Ik refereer me aan het oordeel van de rechtbank ten aanzien van de verlenging van de terbeschikkingstelling. Er is aan de criteria voldaan.
In het verlengingsadvies van de kliniek lees ik dat cliënt grote stappen heeft doorgemaakt in de laatste periode. Hij laat zien dat hij het kan en dat hij nog wel wat hulp en steun nodig heeft. Het proefverlof heeft hij zelf verdiend door de goede stappen die hij heeft gezet. Ik acht de vordering toewijsbaar. Ik hoop dat het proefverlof zo snel mogelijk start, zodat cliënt zichzelf kan bewijzen en hopelijk leidt dat tot een andere conclusie volgend jaar.
De rechtbankverenigt zich met het advies van voornoemde inrichting en met de daarop ter terechtzitting gegeven toelichting door de deskundige.

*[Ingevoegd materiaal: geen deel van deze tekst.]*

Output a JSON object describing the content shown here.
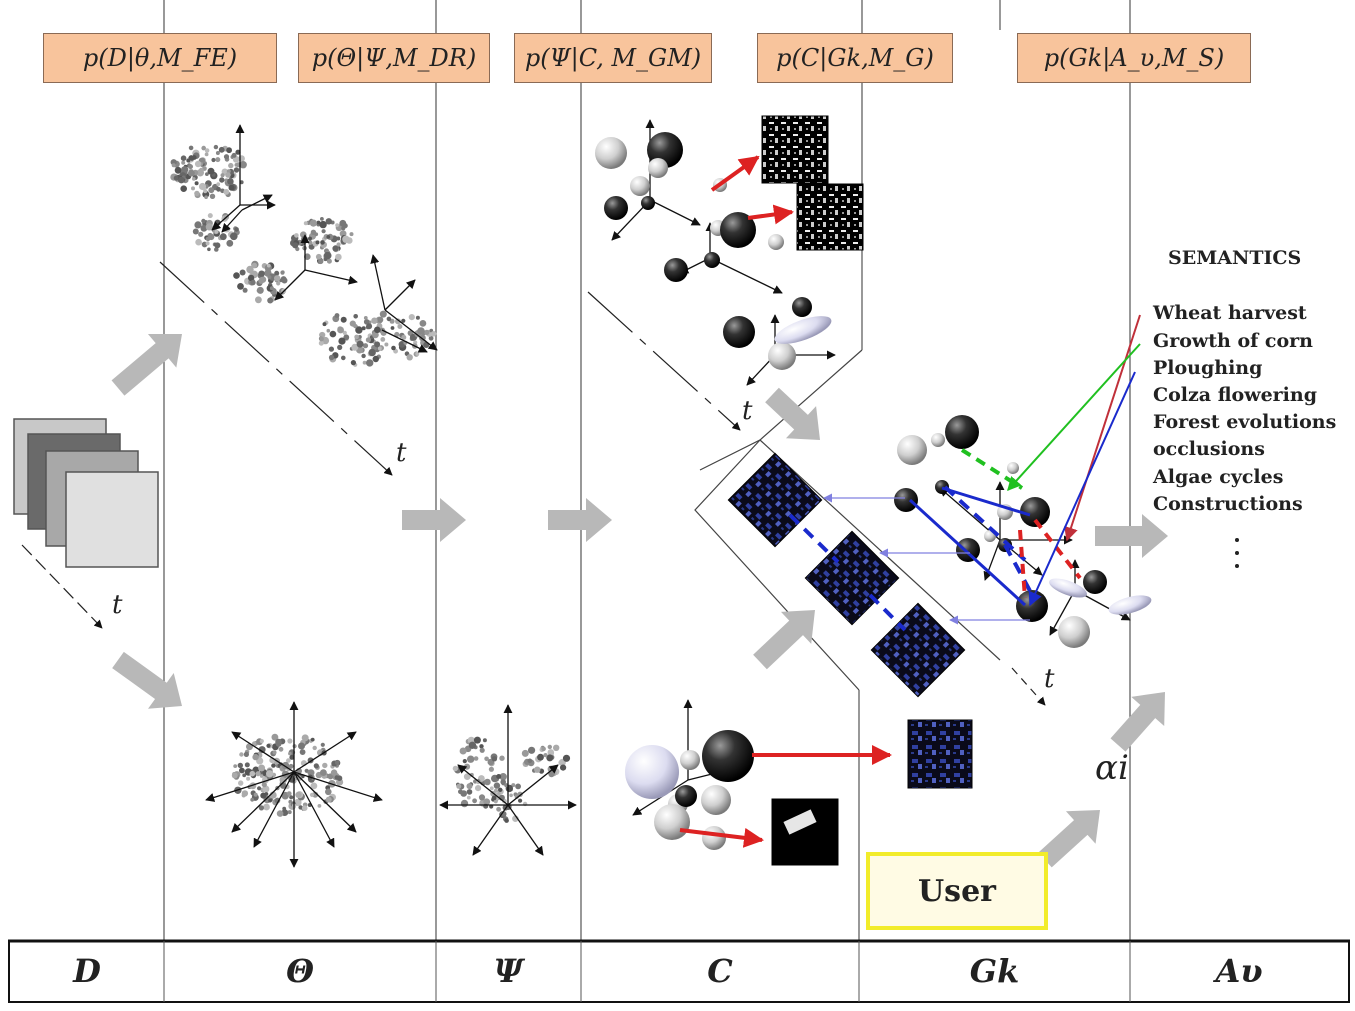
{
  "probabilities": [
    "p(D|θ,M_FE)",
    "p(Θ|Ψ,M_DR)",
    "p(Ψ|C, M_GM)",
    "p(C|Gk,M_G)",
    "p(Gk|A_υ,M_S)"
  ],
  "semantics": {
    "title": "SEMANTICS",
    "items": [
      "Wheat harvest",
      "Growth of corn",
      "Ploughing",
      "Colza flowering",
      "Forest evolutions",
      "occlusions",
      "Algae cycles",
      "Constructions"
    ],
    "link_colors": [
      "#c0303a",
      "#20c020",
      "#1a2acc"
    ]
  },
  "user_label": "User",
  "alpha_label": "αi",
  "time_label": "t",
  "columns": [
    "D",
    "Θ",
    "Ψ",
    "C",
    "Gk",
    "Aυ"
  ],
  "colors": {
    "box_fill": "#f8c49c",
    "user_border": "#f2ec2a",
    "arrow_gray": "#b8b8b8",
    "red_arrow": "#dd2222",
    "blue_link": "#1a2acc"
  }
}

Gelet op het vorenstaande, het standpunt van de officier van justitie en van de raadsman, gezien artikel 38d en 38e van het Wetboek van Strafrecht, is de rechtbank van oordeel dat de veiligheid van anderen dan wel de algemene veiligheid van personen de verlenging van de terbeschikkingstelling eist. Gelet op met name het advies van voornoemde instelling en het standpunt van de reclassering zoals ter zitting naar voren gebracht, kan voorts van voorwaardelijke beëindiging van de verpleging van overheidswege thans geen sprake zijn.
Terbeschikkinggestelde heeft een goede voortgang in het afgelopen jaar gehad, hetgeen een compliment verdient. Het is in het komende jaar aan terbeschikkinggestelde stabiliteit te behouden en deze positieve voortgang voort te zetten.
De rechtbank verlengt de terbeschikkingstelling voor de termijn van één jaar.

DE BESLISSING

De rechtbank:
verlengtde termijn gedurende welke [terbeschikkinggestelde] ter beschikking is gesteld met
één jaar.
Deze beslissing is gegeven door
mr. C.P.J. Scheele, voorzitter,
mr. M.L.W.M. Viering en mr. T. van de Woestijne, leden,
in tegenwoordigheid van mr. I.J.A.M. Balemans, griffier,
en is uitgesproken ter openbare terechtzitting van deze rechtbank van 10 oktober 2014.
mr. M.L.W.M. Viering is buiten staat deze beslissing mede te ondertekenen.